One of my big questions was BTE or ITE aids. The Oticons were in the ear by my choice because I’ve worn aids for 20+ years that were ITE and felt these would be the easiest to use for me. I asked about this on this website and the majority told me to go to BTE. They were right! The Phonak Ambra’s are BTE and within 2 days, I hardly knew they were there and almost went to bed with them in. I will go with the Ambra’s. I am paying the full cost myself, no insurance.

My hearing loss is from military duty (gun shots) and I was a pilot for 17 years. I also have some inherited causes because my mother was almost stone deaf several years before she died. :slight_smile:

This part of your post was interesting:
"I am paying the full cost myself, no insurance.

My hearing loss is from military duty (gun shots)"

Seems to me if your loss was caused by military service, they should cough up some benefits.
I’m a veteran of the Canadian Military, and petitioned them after hearing loss affected my quality of life. A friend and my wife both insisted that I make the application, and I’m glad they did. I ended up with a small pension and full coverage for my hearing aids.

Hope your military will help you too.

i just dumped my phonak for the oticon agil pro rite and i’m really satisfied.
i also took the connect line and i love it.
the agil is smaller and easier to wear.
hearing wise i think the clarity is better.

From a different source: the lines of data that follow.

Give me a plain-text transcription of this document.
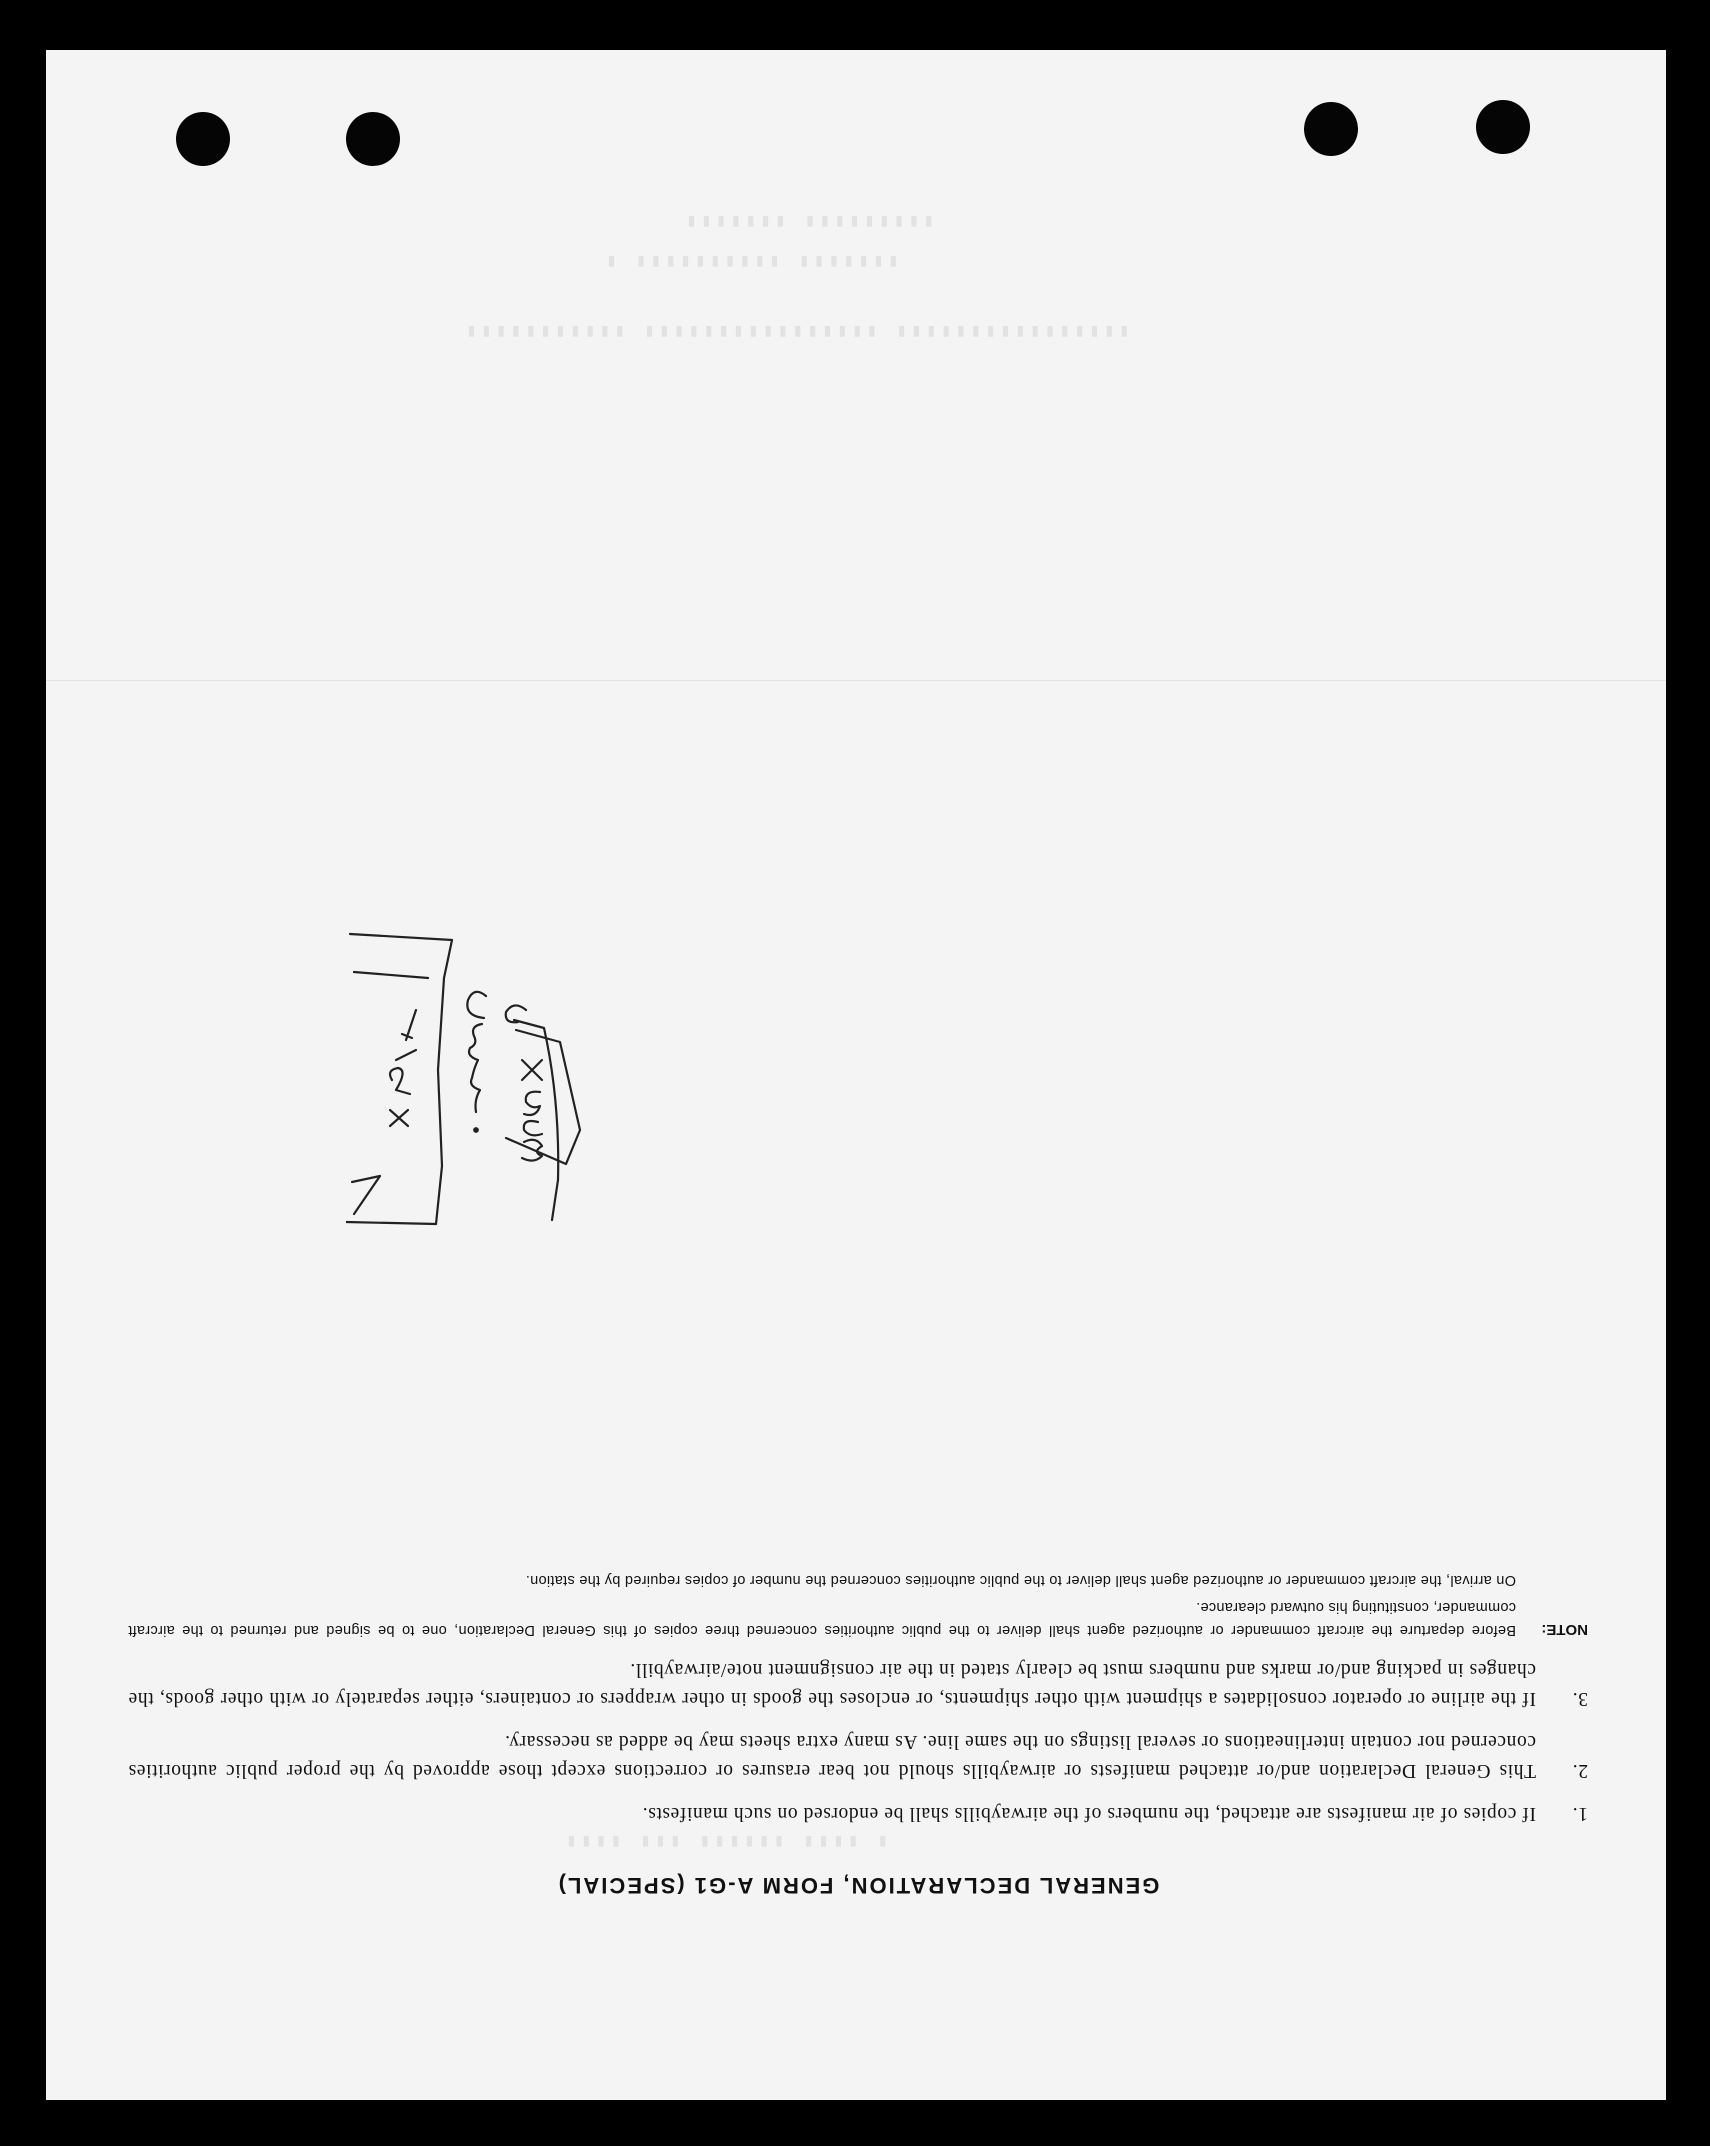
▮▮▮▮▮▮▮ ▮▮▮▮▮▮▮▮▮
▮ ▮▮▮▮▮▮▮▮▮▮ ▮▮▮▮▮▮▮
▮▮▮▮▮▮▮▮▮▮▮ ▮▮▮▮▮▮▮▮▮▮▮▮▮▮▮▮ ▮▮▮▮▮▮▮▮▮▮▮▮▮▮▮▮
▮▮▮▮ ▮▮▮ ▮▮▮▮▮▮ ▮▮▮▮ ▮
GENERAL DECLARATION, FORM A-G1 (SPECIAL)
1.
If copies of air manifests are attached, the numbers of the airwaybills shall be endorsed on such manifests.
2.
This General Declaration and/or attached manifests or airwaybills should not bear erasures or corrections except those approved by the proper public authorities concerned nor contain interlineations or several listings on the same line. As many extra sheets may be added as necessary.
3.
If the airline or operator consolidates a shipment with other shipments, or encloses the goods in other wrappers or containers, either separately or with other goods, the changes in packing and/or marks and numbers must be clearly stated in the air consignment note/airwaybill.
NOTE:

Before departure the aircraft commander or authorized agent shall deliver to the public authorities concerned three copies of this General Declaration, one to be signed and returned to the aircraft commander, constituting his outward clearance.

On arrival, the aircraft commander or authorized agent shall deliver to the public authorities concerned the number of copies required by the station.
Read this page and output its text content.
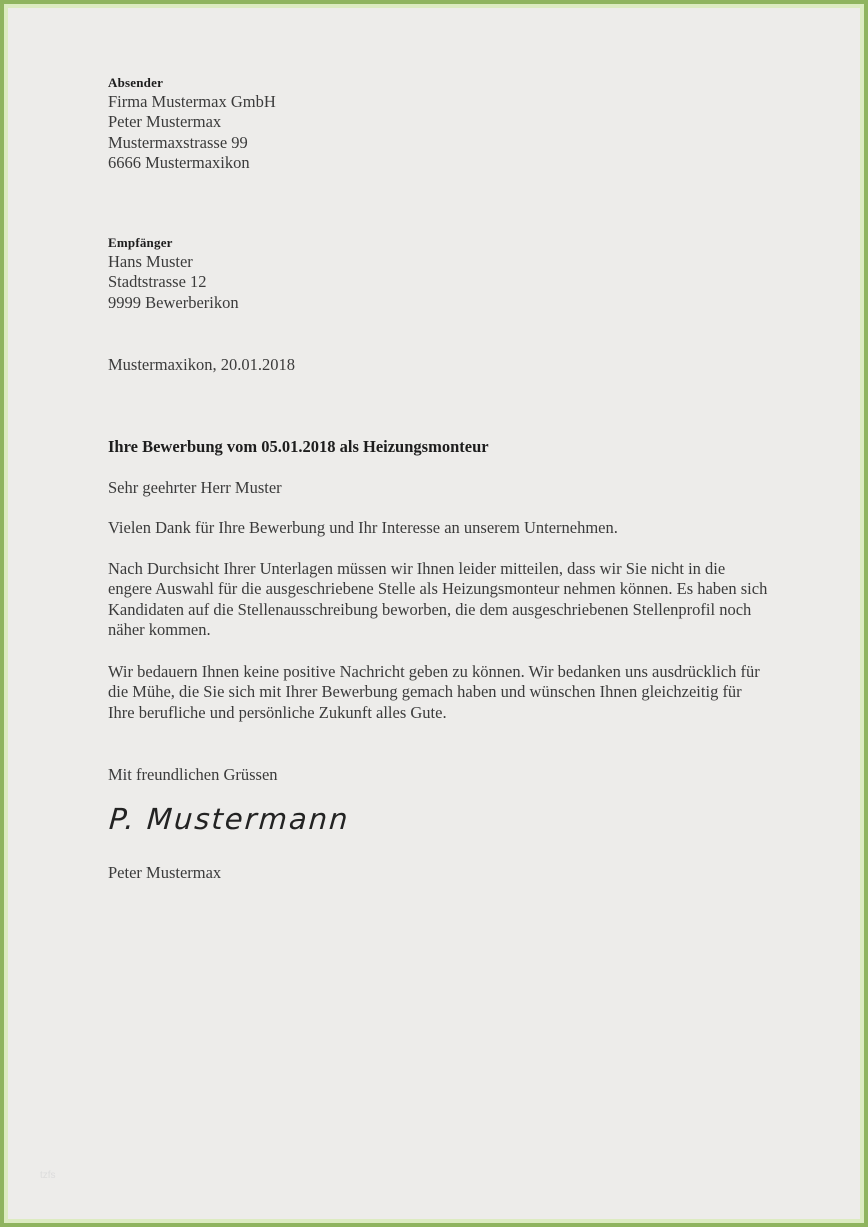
Absender
Firma Mustermax GmbH
Peter Mustermax
Mustermaxstrasse 99
6666 Mustermaxikon
Empfänger
Hans Muster
Stadtstrasse 12
9999 Bewerberikon
Mustermaxikon, 20.01.2018
Ihre Bewerbung vom 05.01.2018 als Heizungsmonteur
Sehr geehrter Herr Muster
Vielen Dank für Ihre Bewerbung und Ihr Interesse an unserem Unternehmen.
Nach Durchsicht Ihrer Unterlagen müssen wir Ihnen leider mitteilen, dass wir Sie nicht in die engere Auswahl für die ausgeschriebene Stelle als Heizungsmonteur nehmen können. Es haben sich Kandidaten auf die Stellenausschreibung beworben, die dem ausgeschriebenen Stellenprofil noch näher kommen.
Wir bedauern Ihnen keine positive Nachricht geben zu können. Wir bedanken uns ausdrücklich für die Mühe, die Sie sich mit Ihrer Bewerbung gemach haben und wünschen Ihnen gleichzeitig für Ihre berufliche und persönliche Zukunft alles Gute.
Mit freundlichen Grüssen
P. Mustermann
Peter Mustermax
tzfs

My advice is to try with Oticon… I use it and is the best for me

I had the reverse experience. I trialed the Mini Phonak Audeo S IX and the Mini Oticon Agil Pro. Both are top of the line costing $5000/pair for Phonak and $6000/pair for Oticon. Comfort was a big problem for me. Both are BTE but the Oticon buds were very annoying and uncomfortable in my ears with lots of occlusion. The Phonak did much better with voices in noise, which is most important. The TV streamer and Bluetooth for cell phone, iPod, music, etc were about the same, although the Phonak iCom works at very long distances from the transmitter (TV), probably twice as far. I can hear with the Phonak when I’m in a different room than the TV. I like that the streamer for the Oticon which is also the remote so you only need one instrument for streaming and remote; whereas Phonak requires two, the iCom and the remote, but this difference was less important to me. It all boils down to how well you hear and for me the Phonak is better.

Your hearing loss will not get worse if you wear hearing aids, I remember ZCT, a hearing professional in this forum, told me that hearing will get better (without hearing aids or with) because the brain will then know the actual sounds.

If you don’t wear hearing aids that might be worse than if you do wear hearing aids. I may have said it wrong, but that’s as far as I can remember what I was told.

I’ve had great results using phonak in the past.

There are a number of good hearing aids out there, it all depends on your (and I stress) audiologist. For me the Oticons are by far the best I have had over the past 30 years.

If you get hearing aids, you will get accustomed eventually to hearing much more than you do now. You will also find that when you take the aids out, your hearing will appear to have gotten worse. That is not really the case though … your brain will get a bit lazier and forget how to struggle as hard to hear what you do now. You may find yourself less tired, with more energy, as your brain will not have to work as hard as it does now trying to hear everything. We all think we hear with little or no problem at all … until we try aids … and then wonder how and why we went so long without aids. Use caution, don’t kick yourself too hard after getting aids … it tends to hurt.

And I agree … CONGRATS on the degree!!

PS … I’m a Phonak fan, though the only other ones I’ve tried were Siemens … and they were no match. Each to his own. You have to try different ones until you find what YOU like. I like the fuller, richer sound of the Phonaks.

I greet that the agil is smaller and easier to wear.